Legendary mysteries of a Silk Road journey
From the bewildering Terracotta Warriors in Xi’an to the astounding stone petroglyphs of Cholpon Ata and beyond, a Silk Road Journey always piques the curiosity of adventurous travellers. Intrepid’s Tara Kennaway has long been intrigued by this fascinating region, and there are still many lingering questions about the legends of this vast land…
“Samarkand, one of the legendary cities of the Silk Road, is a place of many marvels and mysteries. Travellers are immediately drawn to the magnificent Registan – the immaculately decorated medressa and mosque complex that dominates the centre of the Old Town, and mesmerised by other glittering remnants of Samarkand’s golden past, such as Guri Amir – Tamerlane’s gilt-lined mausoleum. But on the dusty fringes of the town, surrounded by sloping hills and with a stream running by, is perhaps the most curious site of all: the Tomb of the Prophet Daniel.

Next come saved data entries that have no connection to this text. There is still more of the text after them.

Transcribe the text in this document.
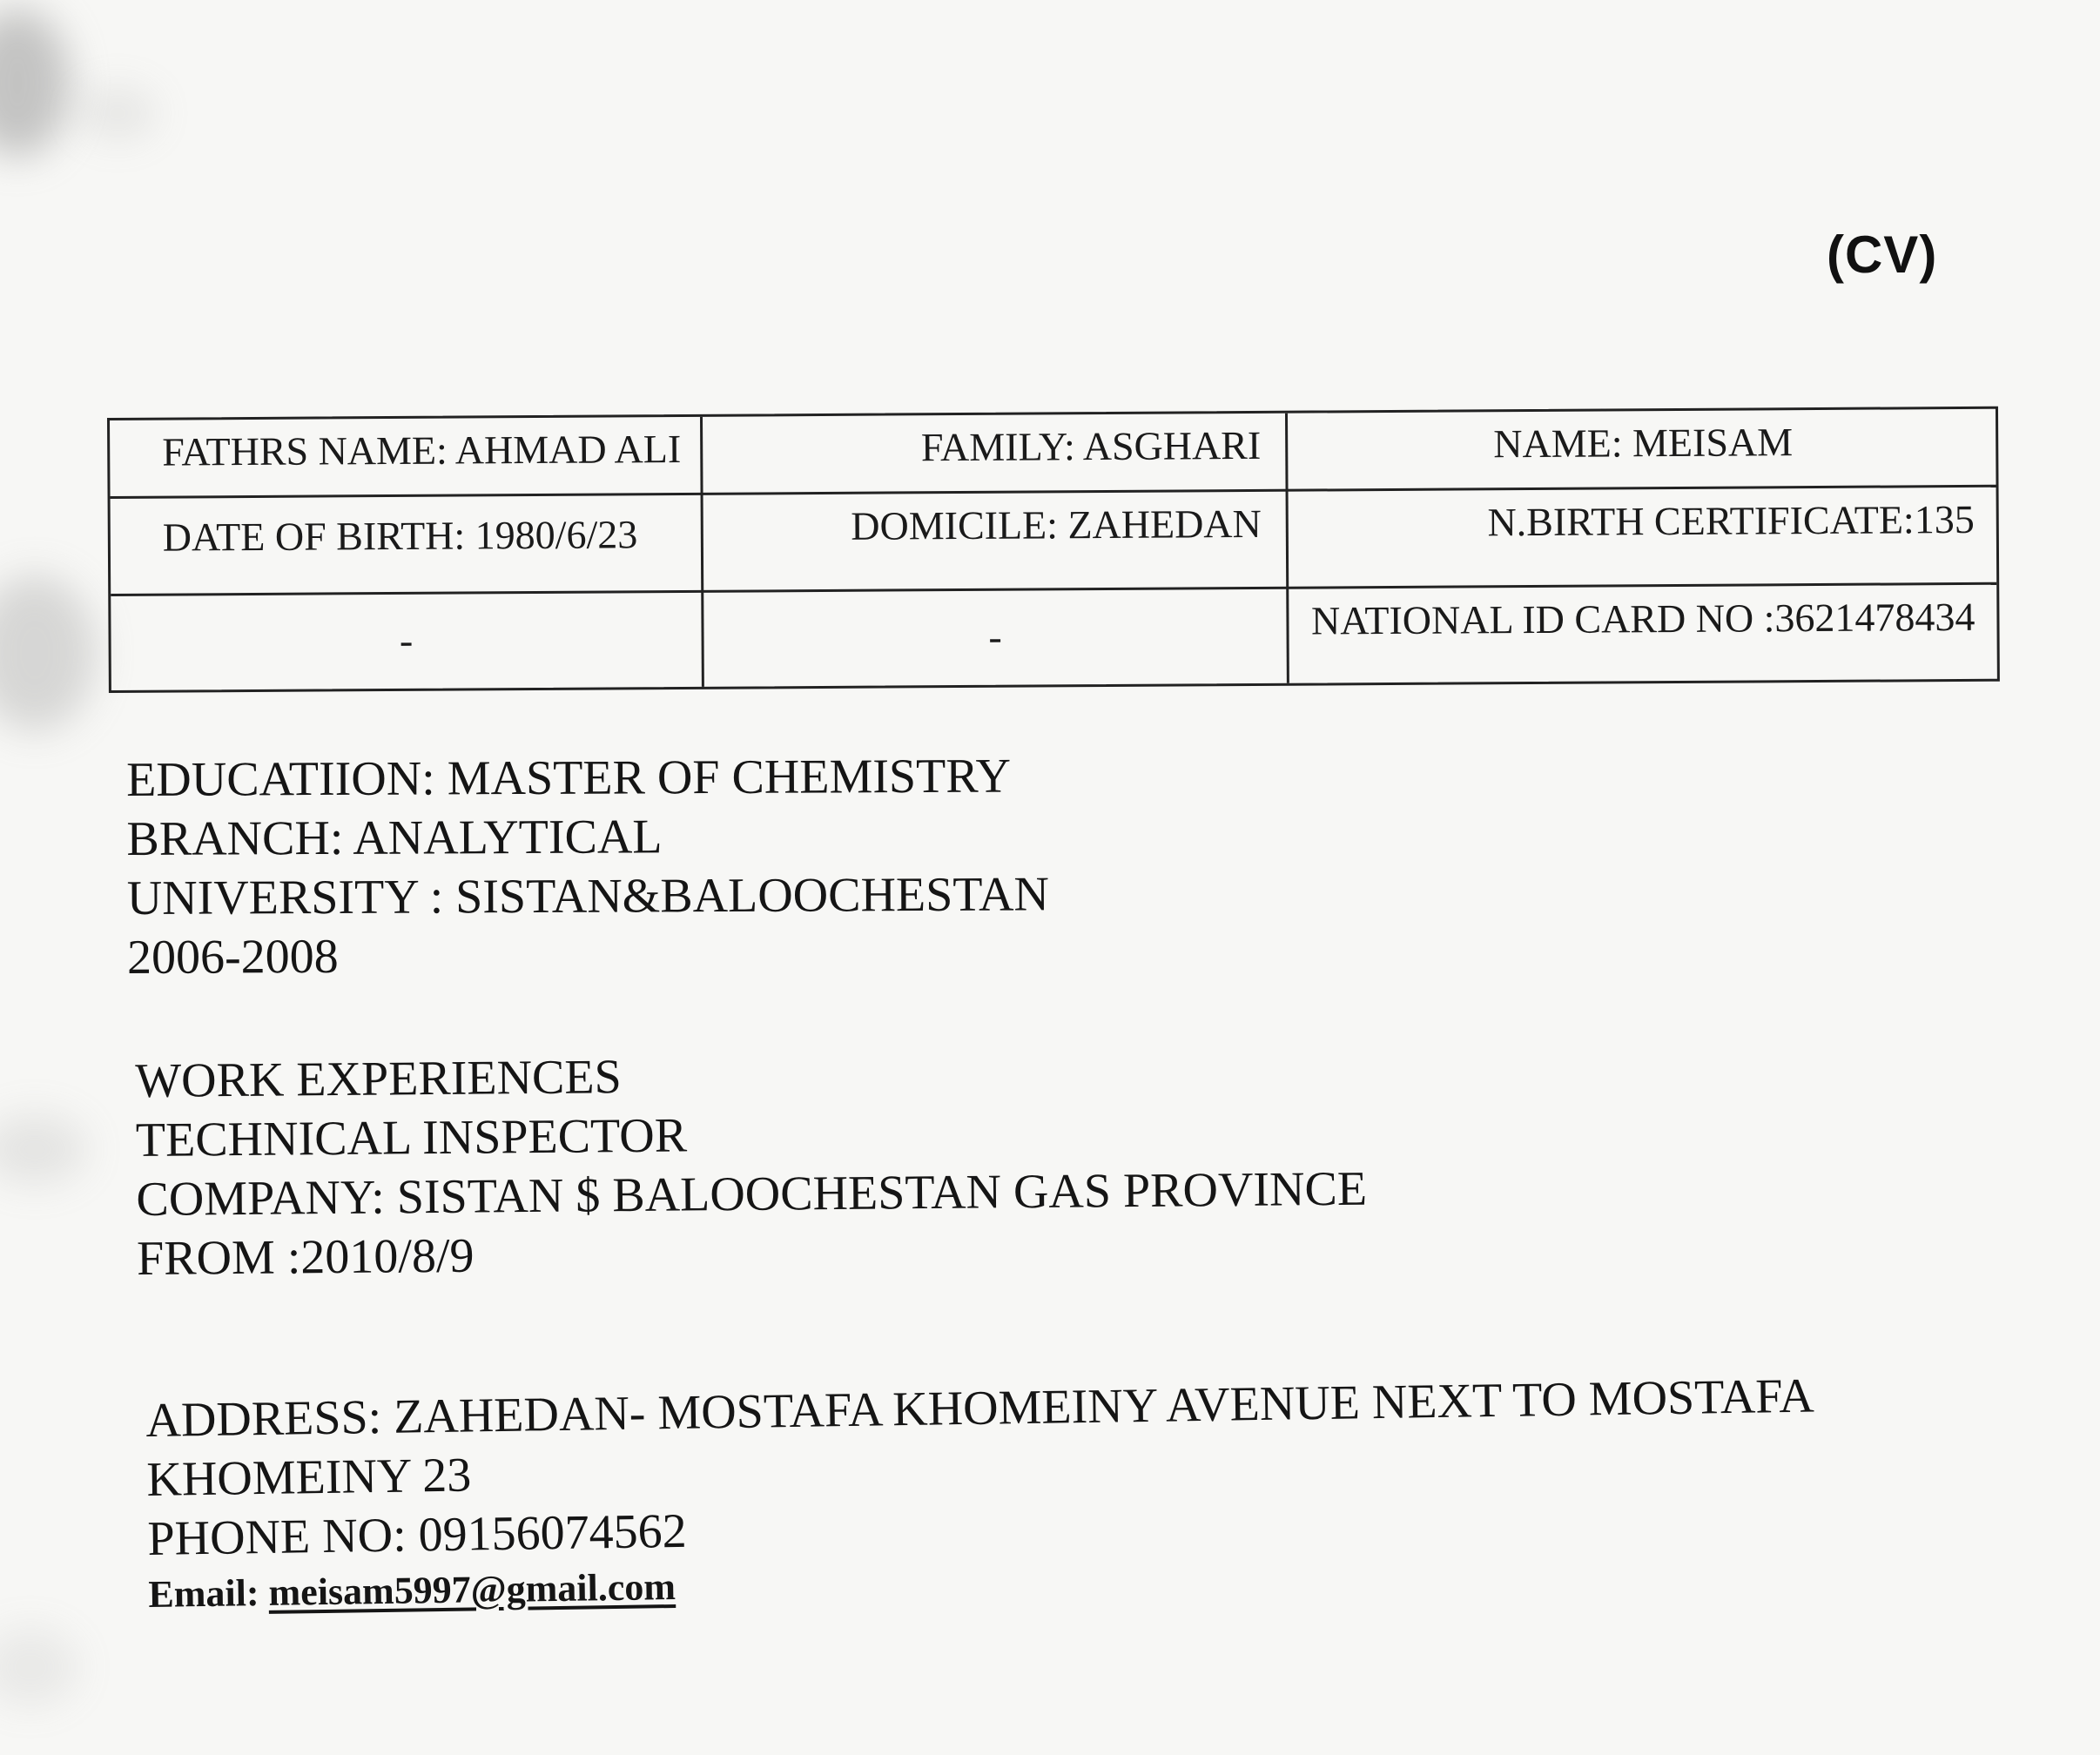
(CV)
FATHRS NAME: AHMAD ALI	FAMILY: ASGHARI	NAME: MEISAM
DATE OF BIRTH: 1980/6/23	DOMICILE: ZAHEDAN	N.BIRTH CERTIFICATE:135
-	-	NATIONAL ID CARD NO :3621478434
EDUCATIION: MASTER OF CHEMISTRY
BRANCH: ANALYTICAL
UNIVERSITY : SISTAN&BALOOCHESTAN
2006-2008
WORK EXPERIENCES
TECHNICAL INSPECTOR
COMPANY: SISTAN $ BALOOCHESTAN GAS PROVINCE
FROM :2010/8/9
ADDRESS: ZAHEDAN- MOSTAFA KHOMEINY AVENUE NEXT TO MOSTAFA
KHOMEINY 23
PHONE NO: 09156074562
Email: meisam5997@gmail.com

Known to the locals as the Mausoleum of Khodja Daniar, the tomb is considered a holy place by not only the local Islamic population but for Christian and Jewish pilgrims alike. It is believed to contain the arm bone of the Prophet Daniel, a relic which according to the legends was stolen from Mecca and brought to Samarkand by Central Asian conqueror Tamerlane. So if it is supposed to contain a mere arm bone, you’d expect the crypt to be small, right? Wrong! The length of the tomb is over 18 metres long! Ask the holy men praying and offering blessings to the pilgrims outside and one will tell you that the bone miraculously grows longer and longer each year. No, says another, the Prophet Daniel was a giant and so they had no choice but to make the tomb this big!
Whatever you believe, the mystery is complicated further by the fact that this is not the only Tomb of the Prophet Daniel in the world. There’s one within the Kirkuk Citadel in Iraq, another in Susa, Iran, while others believe that his final resting place is actually Alexandria in Egypt!”